XTRAN Example — Vertically Align DSV Data

Scenario — you've inherited some code containing massive data initialization tables, and they're a mess. You want to clean them up so they're readable, but it's a huge editing job, because:

The spacing of the DSV items is higgledy-piggledy, making it very hard to see what's what. You want to align each item based on its longest value, with extra spacing added for readability.
The lines have different numbers of initialization values.
For some of the DSV items, their values are all numeric, so you want them right-justified; all other item values should be left-justified.
The code in question was originally C, so it has /*…*/ comments. You are now treating it as C++, and you'd like to reformat those comments to C++'s //… form.

XTRAN to the rescue!

The following example uses an XTRAN rules file comprising 177 non-comment lines of "meta-code" (XTRAN's rules language) to vertically align DSV items, with many options. The rules took 2¾ hours to write and 1¾ hours to debug. (That's right, only 4½ hours total!)
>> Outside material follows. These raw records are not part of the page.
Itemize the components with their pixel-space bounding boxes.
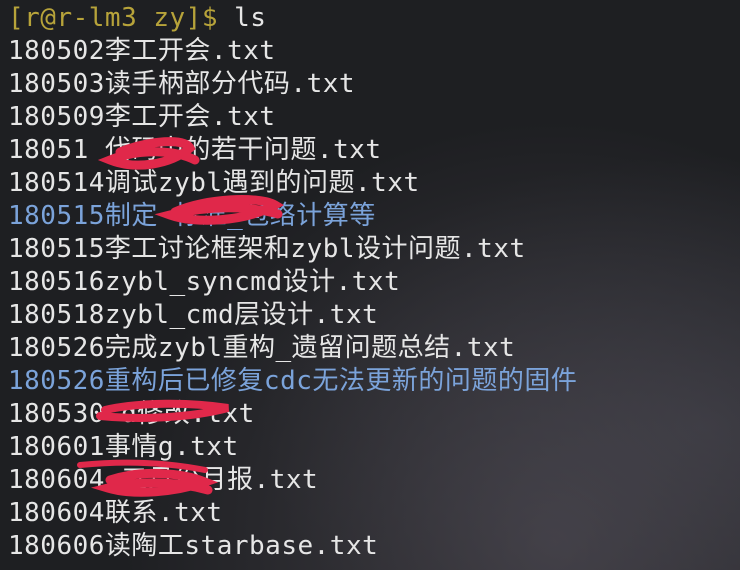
file-name: 180606读陶工starbase.txt (8, 531, 379, 561)
list-item: 180526完成zybl重构_遗留问题总结.txt (8, 332, 740, 365)
list-item: 180526重构后已修复cdc无法更新的问题的固件 (8, 365, 740, 398)
terminal-window[interactable]: [r@r-lm3 zy]$ ls 180502李工开会.txt 180503读手… (0, 0, 740, 570)
file-name: 180515李工讨论框架和zybl设计问题.txt (8, 234, 526, 264)
file-name: 180502李工开会.txt (8, 36, 276, 66)
list-item: 180514调试zybl遇到的问题.txt (8, 167, 740, 200)
file-name: 180503读手柄部分代码.txt (8, 69, 356, 99)
file-name: 180518zybl_cmd层设计.txt (8, 300, 379, 330)
list-item: 180509李工开会.txt (8, 101, 740, 134)
list-item: 180515制定 标准_包络计算等 (8, 200, 740, 233)
file-name: 180514调试zybl遇到的问题.txt (8, 168, 420, 198)
list-item: 180502李工开会.txt (8, 35, 740, 68)
list-item: 180601事情g.txt (8, 431, 740, 464)
prompt: [r@r-lm3 zy]$ (8, 3, 218, 33)
directory-name: 180515制定 标准_包络计算等 (8, 201, 376, 231)
list-item: 180518zybl_cmd层设计.txt (8, 299, 740, 332)
file-name: 180516zybl_syncmd设计.txt (8, 267, 401, 297)
file-name: 180604 五月份月报.txt (8, 465, 319, 495)
file-name: 18051 代码中的若干问题.txt (8, 135, 382, 165)
list-item: 180503读手柄部分代码.txt (8, 68, 740, 101)
file-name: 180526完成zybl重构_遗留问题总结.txt (8, 333, 516, 363)
directory-name: 180526重构后已修复cdc无法更新的问题的固件 (8, 366, 578, 396)
command: ls (234, 3, 267, 33)
prompt-line: [r@r-lm3 zy]$ ls (8, 2, 740, 35)
list-item: 180516zybl_syncmd设计.txt (8, 266, 740, 299)
file-name: 180601事情g.txt (8, 432, 239, 462)
file-name: 180530 d修改.txt (8, 399, 255, 429)
file-name: 180509李工开会.txt (8, 102, 276, 132)
list-item: 180604 五月份月报.txt (8, 464, 740, 497)
list-item: 180530 d修改.txt (8, 398, 740, 431)
file-name: 180604联系.txt (8, 498, 223, 528)
list-item: 18051 代码中的若干问题.txt (8, 134, 740, 167)
list-item: 180604联系.txt (8, 497, 740, 530)
list-item: 180515李工讨论框架和zybl设计问题.txt (8, 233, 740, 266)
list-item: 180606读陶工starbase.txt (8, 530, 740, 563)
The rules support the following options, which you can specify via environment variables:

The DSV delimiting character, defaulting to comma.
A regular expression (regexp for short) to match at the start of each line; if it matches, what matched is removed from the line, thereby exposing the start of the DSV items to be aligned.
Text to prefix to each line on output. This could, for instance, be text removed by a regexp match at line start, as described above, or a replacement for it.
Similarly, a regexp to match at the end of each line; if it matches, what matched is removed from the line, leaving only the DSV items to be aligned.
Text to suffix to each line on output. This could, for instance, be text removed by a regexp match at line end, as described above, or a replacement for it.
How many spaces (if any) to add for each item as padding.
A multiple for item padding. If given, the rules will pad each item so its length is a multiple of this number. This can be useful, for instance, if you plan to tabify the results with hardware TABs after the alignment.
A regexp to match a comment anywhere on each line. The regexp must contain exactly one group. If it matches, what matched the group is preserved as the line's comment, and what matched the regexp is removed from the line.
A printf() format to use when adding each line's comment (if any) as each line is output.
A column to which comments will be aligned on output.
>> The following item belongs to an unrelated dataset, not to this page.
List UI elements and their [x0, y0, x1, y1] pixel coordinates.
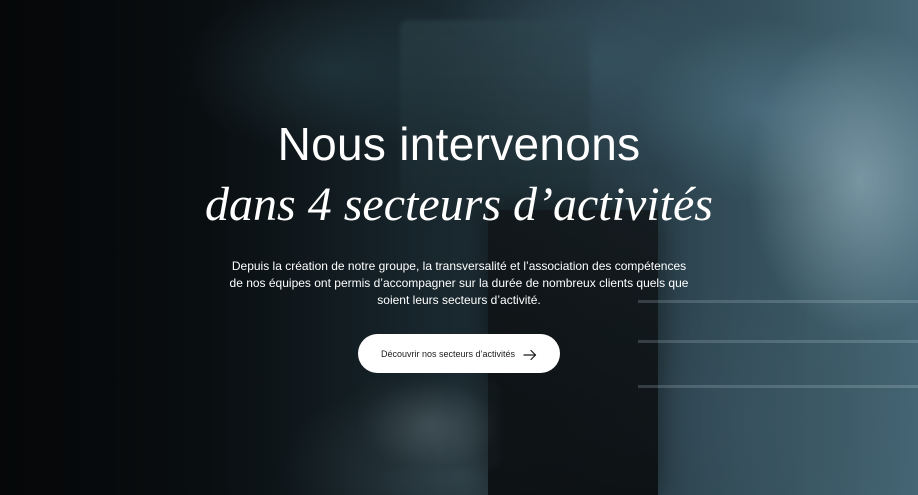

To make it easier to specify regexps, the rules replace all underscores in them with spaces before using them.

In the example below, we extracted the relevant lines from some code (highlighted in red) and used these rules to clean them up, using the following options:

Line start regexp: ____{
Line prefix to add: ____{
Line end regexp: },
Line suffix to add: },
Item padding: 1
Comment regexp: _*/\*$.*$\*/$
Comment output format: //%s
Comment column: 55

We then used the treated lines to replace the messy table initializations in the code.

We have, in fact, used these rules here at XTRAN, LLC to clean up some very large data initialization tables in XTRAN's own code. "Physician, heal thyself?" XTRAN did!

How can such powerful and generalized text formating be automated in only 4½ hours and 177 lines of XTRAN rules? Because there is so much capability already available as part of XTRAN's rules language. These rules take advantage of the following functionality:

Text file input and output
Text manipulation
Text formatting
Delimited list manipulation
Regular expression matching
Environment variable manipulation
Content-addressable data bases

The input to and output from XTRAN are untouched, except for highlighting of treated code.

Process Flowchart

Here is a flowchart for this process, in which the elements are color coded:

BLUE for XTRAN versions (runnable programs)
ORANGE for XTRAN rules (text files)
PURPLE for text data files

Input to XTRAN:

int arr[100][4] =
    {
    {ITEM1, ITM2,3,I4}, /*first line*/
    {I5,Item6, 77, ITEM8},
    …
    {ITM9,   10, 11},     /*no 4th value*/
    {IT12,I13,014,ITEM015},
    { 0 }
    };

Output from XTRAN:

int arr[100][4] =
    {
    { ITEM1, ITM2,    3, I4       },  //first line
    { I5,    Item6,  77, ITEM8    },
      …
    { ITM9,  10,     11 },            //no 4th value
    { IT12,  I13,   014, ITEM015  },
    { 0 }
    };

Note that, because all values of the 3rd item are numeric, the rules automatically right-justified that item, left-justifying everything else.